To digress a little, with regard to the issue of how symbolic information arises in evolution (discussed, for example, in [Pattee 95b]), this requirement ensures that the matter-symbol relationship is inherent in the system from the beginning. The material is selected for its phenotypic properties, but it is its genetic information which is passed on to its offspring. In this situation, it is necessary to assume that by inheriting this genotype, the offspring will also share the phenotypic properties. For example, in a simple RNA-world scenario (see Section 2.2), we could imagine that molecules which inherit a particular sequence of bases would adopt a particular three-dimensional structure, which might, say, confer specific catalytic properties (as demonstrated in [Zaug & Cech 86]). We could therefore regard the genetic information (the sequence of bases on the RNA molecule) as a symbolic representation of its phenotypic properties (its catalytic action in this example). However, the question of how explicit interpretation machinery evolves is more complicated (as mentioned in the previous section).
Returning to the main topic of discussion, Barricelli was well aware of the need for reproducers to perform other tasks when he designed his artificial life platform in the early 1950s. He says ``It may appear that the properties one would have to assign to a population of self-reproducing elements in order to obtain Darwinian evolution are of a spectacular simplicity. The elements would only have to: (1) Be self-reproducing and (2) Undergo hereditary changes (mutations) in order to permit evolution by a process based on the survival of the fittest'' [Barricelli 62] (pp.70-71). He goes on to describe a simple discrete one-dimensional model where each cell is either empty or contains an integer number. The numbers reproduce according to the implicit rules of the system (`trivial reproduction' in the common use of the phrase), and mutations arise under certain circumstances. This simple model therefore fulfils the fundamental requirements for an evolutionary process. However, as Barricelli notes, this model of evolution ``clearly shows that something more is needed to understand the formation of organs and properties with a complexity comparable to those of living organisms. No matter how many mutations occur, the numbers ... will never become anything more complex than plain numbers'' (ibid. p.73). Barricelli therefore concentrated on looking for the `missing ingredient'.7.16 It should be noted that von Neumann, also, was not so much interested in machines which could only self-reproduce, but rather in machines which could perform other tasks as well ([von Neumann 66] p.92; see also [McMullin 92a] pp.174-175).
The preceding arguments are leading us in the direction of requiring a form of proto-DNA which reproduces due to the implicit laws of the environment in which it exists, but which also explicitly specifies some properties which can be selected for or against in an evolutionary process. At this point we might note that artificial evolutionary systems which have just these properties already exist, and indeed their use is widespread--I am of course referring to genetic algorithms (e.g. [Holland 75], [Goldberg 89]), genetic programming (e.g. [Koza 92]) and similar techniques. The difference is that we require a system with the potential for a large degree of intrinsic adaptation for modelling biological evolution, rather than a system where the selection of individuals is determined by an externally-defined fitness function (see Chapter 3, Sections 3.1.1, 3.2.1 and 3.2.2). Intrinsic adaptation is introduced when the domain of interaction of the individual replicators is within the evolving system itself. This is in contrast to systems with an explicitly defined fitness function, where the replicators do not directly interact with other replicators. Ray recognised this point himself when discussing the design of artificial life platforms:
``What all of this discussion points to is the importance of imbedding evolving synthetic organisms into a context in which they may interact with other evolving organisms. A counter example is the standard implementations of genetic algorithms in which the evolving entities interact only with the fitness function, and never `see' the other entities in the population. Many interesting behavioral, ecological and evolutionary phenomena can only emerge from interactions among the evolving entities.'' [Ray 94b] (Section 11.1).

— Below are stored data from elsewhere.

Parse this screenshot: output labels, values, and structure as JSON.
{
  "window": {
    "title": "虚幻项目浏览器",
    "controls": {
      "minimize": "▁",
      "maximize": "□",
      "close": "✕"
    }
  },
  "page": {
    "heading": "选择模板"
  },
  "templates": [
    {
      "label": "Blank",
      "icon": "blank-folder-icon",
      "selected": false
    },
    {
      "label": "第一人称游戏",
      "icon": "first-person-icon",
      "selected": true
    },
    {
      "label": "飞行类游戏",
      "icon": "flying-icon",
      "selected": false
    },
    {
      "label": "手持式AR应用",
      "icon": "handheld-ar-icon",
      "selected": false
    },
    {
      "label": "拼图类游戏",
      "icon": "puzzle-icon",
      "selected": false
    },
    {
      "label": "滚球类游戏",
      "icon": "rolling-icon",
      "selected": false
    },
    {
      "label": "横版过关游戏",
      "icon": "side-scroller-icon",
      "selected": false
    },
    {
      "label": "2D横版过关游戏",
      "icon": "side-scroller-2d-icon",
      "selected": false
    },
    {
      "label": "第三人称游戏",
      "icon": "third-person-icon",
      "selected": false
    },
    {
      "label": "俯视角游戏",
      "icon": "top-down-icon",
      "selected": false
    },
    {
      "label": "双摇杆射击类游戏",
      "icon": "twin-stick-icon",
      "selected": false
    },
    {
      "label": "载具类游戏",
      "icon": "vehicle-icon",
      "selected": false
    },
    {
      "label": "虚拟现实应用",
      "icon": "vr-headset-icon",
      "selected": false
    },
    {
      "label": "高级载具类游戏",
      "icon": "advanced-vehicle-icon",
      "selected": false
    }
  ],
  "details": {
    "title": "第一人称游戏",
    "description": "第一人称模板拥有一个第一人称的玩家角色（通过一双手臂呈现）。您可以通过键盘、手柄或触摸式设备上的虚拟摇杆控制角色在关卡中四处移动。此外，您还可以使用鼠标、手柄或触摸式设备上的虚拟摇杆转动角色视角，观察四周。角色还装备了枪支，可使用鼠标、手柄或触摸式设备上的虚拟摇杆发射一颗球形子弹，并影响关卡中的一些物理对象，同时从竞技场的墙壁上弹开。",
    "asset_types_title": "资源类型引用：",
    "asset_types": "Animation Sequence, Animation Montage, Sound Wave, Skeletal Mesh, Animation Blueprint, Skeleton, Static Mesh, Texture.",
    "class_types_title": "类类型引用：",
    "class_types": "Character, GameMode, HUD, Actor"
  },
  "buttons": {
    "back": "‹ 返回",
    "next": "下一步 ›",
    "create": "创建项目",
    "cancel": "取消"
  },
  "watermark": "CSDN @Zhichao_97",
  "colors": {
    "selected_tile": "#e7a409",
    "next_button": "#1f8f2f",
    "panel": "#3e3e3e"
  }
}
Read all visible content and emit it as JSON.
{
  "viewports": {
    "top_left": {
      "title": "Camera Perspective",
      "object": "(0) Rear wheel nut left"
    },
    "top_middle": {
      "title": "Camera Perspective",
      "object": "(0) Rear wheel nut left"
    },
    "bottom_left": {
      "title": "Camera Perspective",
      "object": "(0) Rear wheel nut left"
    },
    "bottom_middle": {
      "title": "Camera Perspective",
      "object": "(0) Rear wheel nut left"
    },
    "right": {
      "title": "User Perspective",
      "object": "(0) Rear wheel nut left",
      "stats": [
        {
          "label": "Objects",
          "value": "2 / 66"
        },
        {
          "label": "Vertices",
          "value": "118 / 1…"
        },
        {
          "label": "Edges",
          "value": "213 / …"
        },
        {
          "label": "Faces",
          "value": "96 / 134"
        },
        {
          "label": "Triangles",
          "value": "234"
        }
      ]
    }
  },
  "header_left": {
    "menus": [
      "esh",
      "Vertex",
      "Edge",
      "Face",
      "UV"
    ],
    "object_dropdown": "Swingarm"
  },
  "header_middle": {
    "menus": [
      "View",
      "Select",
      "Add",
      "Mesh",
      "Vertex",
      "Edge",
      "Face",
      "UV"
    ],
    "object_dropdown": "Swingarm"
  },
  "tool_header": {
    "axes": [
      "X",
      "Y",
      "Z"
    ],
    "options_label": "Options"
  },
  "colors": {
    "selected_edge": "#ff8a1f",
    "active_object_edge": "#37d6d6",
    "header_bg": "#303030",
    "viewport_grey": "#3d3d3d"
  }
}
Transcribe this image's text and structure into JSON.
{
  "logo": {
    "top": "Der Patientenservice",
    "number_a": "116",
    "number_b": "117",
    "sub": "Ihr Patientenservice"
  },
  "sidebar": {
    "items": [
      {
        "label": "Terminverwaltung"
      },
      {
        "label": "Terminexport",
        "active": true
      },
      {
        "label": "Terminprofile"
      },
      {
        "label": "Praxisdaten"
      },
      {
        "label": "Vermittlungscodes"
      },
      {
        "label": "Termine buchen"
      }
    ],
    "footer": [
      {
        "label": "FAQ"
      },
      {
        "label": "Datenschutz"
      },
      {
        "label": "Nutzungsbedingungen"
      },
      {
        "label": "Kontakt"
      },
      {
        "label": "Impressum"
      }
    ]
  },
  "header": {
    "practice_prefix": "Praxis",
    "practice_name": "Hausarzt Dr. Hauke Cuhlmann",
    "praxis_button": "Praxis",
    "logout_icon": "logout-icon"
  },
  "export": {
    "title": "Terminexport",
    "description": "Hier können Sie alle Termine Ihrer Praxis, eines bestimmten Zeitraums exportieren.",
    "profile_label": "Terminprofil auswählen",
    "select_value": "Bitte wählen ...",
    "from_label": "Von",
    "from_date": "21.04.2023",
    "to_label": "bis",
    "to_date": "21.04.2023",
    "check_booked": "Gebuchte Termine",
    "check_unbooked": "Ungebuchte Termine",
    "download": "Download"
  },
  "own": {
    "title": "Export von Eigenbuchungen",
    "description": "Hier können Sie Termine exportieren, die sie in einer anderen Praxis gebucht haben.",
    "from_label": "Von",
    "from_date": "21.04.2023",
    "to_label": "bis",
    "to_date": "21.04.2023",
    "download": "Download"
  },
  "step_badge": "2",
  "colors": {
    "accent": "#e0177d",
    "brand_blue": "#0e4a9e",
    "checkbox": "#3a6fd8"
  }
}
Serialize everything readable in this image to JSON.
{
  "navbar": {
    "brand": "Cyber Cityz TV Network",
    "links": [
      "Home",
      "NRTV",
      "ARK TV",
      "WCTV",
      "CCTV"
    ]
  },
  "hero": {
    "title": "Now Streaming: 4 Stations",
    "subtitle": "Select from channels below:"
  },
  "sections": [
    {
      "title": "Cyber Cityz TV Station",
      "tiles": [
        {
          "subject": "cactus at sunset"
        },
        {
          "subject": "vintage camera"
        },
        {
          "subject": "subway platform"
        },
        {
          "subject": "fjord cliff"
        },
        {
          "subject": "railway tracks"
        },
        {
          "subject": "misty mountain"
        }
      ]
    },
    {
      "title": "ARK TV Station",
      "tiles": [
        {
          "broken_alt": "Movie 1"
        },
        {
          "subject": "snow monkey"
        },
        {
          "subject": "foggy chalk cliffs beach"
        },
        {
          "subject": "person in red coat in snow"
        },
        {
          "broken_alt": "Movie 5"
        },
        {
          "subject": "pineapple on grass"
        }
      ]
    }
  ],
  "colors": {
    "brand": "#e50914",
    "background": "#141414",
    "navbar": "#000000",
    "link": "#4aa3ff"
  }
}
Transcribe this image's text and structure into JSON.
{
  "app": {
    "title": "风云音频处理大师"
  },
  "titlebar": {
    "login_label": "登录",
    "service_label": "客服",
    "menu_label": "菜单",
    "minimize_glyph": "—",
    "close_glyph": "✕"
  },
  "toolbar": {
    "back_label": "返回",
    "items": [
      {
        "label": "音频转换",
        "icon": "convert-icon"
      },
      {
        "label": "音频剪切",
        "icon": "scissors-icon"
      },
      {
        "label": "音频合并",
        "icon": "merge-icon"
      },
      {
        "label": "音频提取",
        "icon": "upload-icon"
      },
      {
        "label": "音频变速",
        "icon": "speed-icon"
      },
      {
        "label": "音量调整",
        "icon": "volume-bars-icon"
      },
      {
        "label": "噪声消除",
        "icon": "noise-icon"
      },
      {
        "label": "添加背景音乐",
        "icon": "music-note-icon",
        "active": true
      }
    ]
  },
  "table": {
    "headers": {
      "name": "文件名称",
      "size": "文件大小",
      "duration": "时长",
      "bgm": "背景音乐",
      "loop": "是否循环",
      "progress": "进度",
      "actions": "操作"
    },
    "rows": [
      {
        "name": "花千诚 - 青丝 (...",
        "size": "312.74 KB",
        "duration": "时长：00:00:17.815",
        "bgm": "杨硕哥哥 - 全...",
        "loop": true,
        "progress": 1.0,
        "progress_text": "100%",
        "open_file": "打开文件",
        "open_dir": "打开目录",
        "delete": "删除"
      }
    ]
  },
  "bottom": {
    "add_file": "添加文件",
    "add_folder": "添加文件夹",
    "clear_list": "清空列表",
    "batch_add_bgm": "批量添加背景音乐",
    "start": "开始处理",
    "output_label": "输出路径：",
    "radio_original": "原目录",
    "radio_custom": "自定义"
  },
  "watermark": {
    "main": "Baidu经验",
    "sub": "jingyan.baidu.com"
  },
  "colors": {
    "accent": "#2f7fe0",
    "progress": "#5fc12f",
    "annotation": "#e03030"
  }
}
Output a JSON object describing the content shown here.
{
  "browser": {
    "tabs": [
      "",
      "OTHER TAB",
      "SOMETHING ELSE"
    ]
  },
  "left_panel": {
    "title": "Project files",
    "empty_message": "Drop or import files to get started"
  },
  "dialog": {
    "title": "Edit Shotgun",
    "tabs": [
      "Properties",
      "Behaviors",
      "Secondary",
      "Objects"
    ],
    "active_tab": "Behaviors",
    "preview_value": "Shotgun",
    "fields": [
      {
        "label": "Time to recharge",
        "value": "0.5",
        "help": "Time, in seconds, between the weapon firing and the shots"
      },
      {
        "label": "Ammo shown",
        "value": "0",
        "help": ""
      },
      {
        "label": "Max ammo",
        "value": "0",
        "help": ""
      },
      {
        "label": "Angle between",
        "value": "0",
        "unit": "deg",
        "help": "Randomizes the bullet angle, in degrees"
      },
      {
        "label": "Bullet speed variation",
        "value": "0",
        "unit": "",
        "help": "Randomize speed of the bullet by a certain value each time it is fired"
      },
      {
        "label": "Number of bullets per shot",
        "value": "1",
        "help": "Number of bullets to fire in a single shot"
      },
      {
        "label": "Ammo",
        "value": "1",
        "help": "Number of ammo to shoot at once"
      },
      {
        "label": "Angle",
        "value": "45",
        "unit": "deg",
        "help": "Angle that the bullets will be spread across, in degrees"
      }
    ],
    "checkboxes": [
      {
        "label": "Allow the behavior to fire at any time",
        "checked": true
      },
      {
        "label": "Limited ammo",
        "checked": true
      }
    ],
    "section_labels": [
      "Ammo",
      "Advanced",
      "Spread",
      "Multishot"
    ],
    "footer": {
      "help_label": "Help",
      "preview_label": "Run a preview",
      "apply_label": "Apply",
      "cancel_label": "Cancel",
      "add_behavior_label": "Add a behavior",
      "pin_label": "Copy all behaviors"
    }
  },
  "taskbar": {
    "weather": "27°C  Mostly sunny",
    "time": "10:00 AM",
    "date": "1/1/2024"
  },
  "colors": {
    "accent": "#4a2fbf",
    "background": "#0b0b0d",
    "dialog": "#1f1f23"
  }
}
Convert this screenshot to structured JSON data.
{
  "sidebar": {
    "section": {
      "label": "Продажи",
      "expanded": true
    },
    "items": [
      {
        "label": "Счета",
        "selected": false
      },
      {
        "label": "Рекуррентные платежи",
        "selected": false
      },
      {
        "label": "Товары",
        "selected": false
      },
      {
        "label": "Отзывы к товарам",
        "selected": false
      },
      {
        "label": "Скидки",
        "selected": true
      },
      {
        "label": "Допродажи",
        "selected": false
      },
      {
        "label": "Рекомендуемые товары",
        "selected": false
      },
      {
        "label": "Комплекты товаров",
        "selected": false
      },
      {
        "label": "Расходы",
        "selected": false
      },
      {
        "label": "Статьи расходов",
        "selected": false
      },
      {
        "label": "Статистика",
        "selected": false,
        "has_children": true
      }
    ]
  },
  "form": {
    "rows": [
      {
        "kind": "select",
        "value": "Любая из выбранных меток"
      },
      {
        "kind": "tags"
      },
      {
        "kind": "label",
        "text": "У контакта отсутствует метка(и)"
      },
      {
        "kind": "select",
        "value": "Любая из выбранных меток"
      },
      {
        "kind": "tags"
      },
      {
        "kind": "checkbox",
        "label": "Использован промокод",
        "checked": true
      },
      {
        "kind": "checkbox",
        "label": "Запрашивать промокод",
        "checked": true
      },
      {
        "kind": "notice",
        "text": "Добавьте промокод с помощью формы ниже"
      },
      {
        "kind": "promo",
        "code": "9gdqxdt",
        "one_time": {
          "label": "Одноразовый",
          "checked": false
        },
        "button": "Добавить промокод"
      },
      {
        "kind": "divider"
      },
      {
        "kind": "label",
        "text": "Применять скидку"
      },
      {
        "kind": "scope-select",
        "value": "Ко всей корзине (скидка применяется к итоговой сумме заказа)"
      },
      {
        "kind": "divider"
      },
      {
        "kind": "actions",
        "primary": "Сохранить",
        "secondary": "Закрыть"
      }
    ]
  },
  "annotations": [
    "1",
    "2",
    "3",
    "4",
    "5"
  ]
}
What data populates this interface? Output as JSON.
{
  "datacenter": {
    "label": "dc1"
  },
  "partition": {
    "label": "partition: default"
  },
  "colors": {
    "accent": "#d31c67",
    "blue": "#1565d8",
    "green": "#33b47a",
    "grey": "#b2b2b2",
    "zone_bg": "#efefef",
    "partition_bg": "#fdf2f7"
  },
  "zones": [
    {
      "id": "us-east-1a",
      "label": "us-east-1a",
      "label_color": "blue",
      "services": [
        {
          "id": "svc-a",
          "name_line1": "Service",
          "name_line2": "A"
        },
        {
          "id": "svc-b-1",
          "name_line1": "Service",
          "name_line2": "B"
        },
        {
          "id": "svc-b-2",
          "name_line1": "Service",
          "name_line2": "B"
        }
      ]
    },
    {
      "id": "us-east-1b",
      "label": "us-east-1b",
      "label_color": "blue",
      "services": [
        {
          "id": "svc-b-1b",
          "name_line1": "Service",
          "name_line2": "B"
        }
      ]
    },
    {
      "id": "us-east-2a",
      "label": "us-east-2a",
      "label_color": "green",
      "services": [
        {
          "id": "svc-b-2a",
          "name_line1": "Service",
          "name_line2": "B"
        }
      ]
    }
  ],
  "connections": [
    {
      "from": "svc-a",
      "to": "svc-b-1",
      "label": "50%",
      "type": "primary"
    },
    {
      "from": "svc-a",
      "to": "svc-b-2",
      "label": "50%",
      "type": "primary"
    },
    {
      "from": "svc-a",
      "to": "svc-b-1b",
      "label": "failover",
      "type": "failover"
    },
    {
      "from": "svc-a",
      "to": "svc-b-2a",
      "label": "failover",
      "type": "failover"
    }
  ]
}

A small but nevertheless very important point should be emphasised here. In considering particular types of interactions and sources of selection, we are no longer considering the nature of generic evolutionary processes per se. Rather, we are now starting to think specifically about the particular kinds of evolutionary processes that might be capable of supporting phenomena associated with biological organisms (e.g. specific ecological interactions). This involves consideration not only of the nature of the individual replicators, but also of how they interact with each other, and of the general properties of the environment in which they exist. Such issues are fundamental to the design of artificial life platforms, but have so far received little attention from the Artificial Life community. We will return to this topic in Sections 7.3.2 and 7.3.3.
Similar arguments for proto-DNA with the properties of implicit reproduction and the potential for explicitly-encoded attributes with selective significance have been put forward by McMullin [McMullin 92a] (p.267), who points out the connection with Cairns-Smith's general model for the original of terrestrial life based upon inorganic information carriers (i.e. clay minerals, as mentioned in Section 2.2).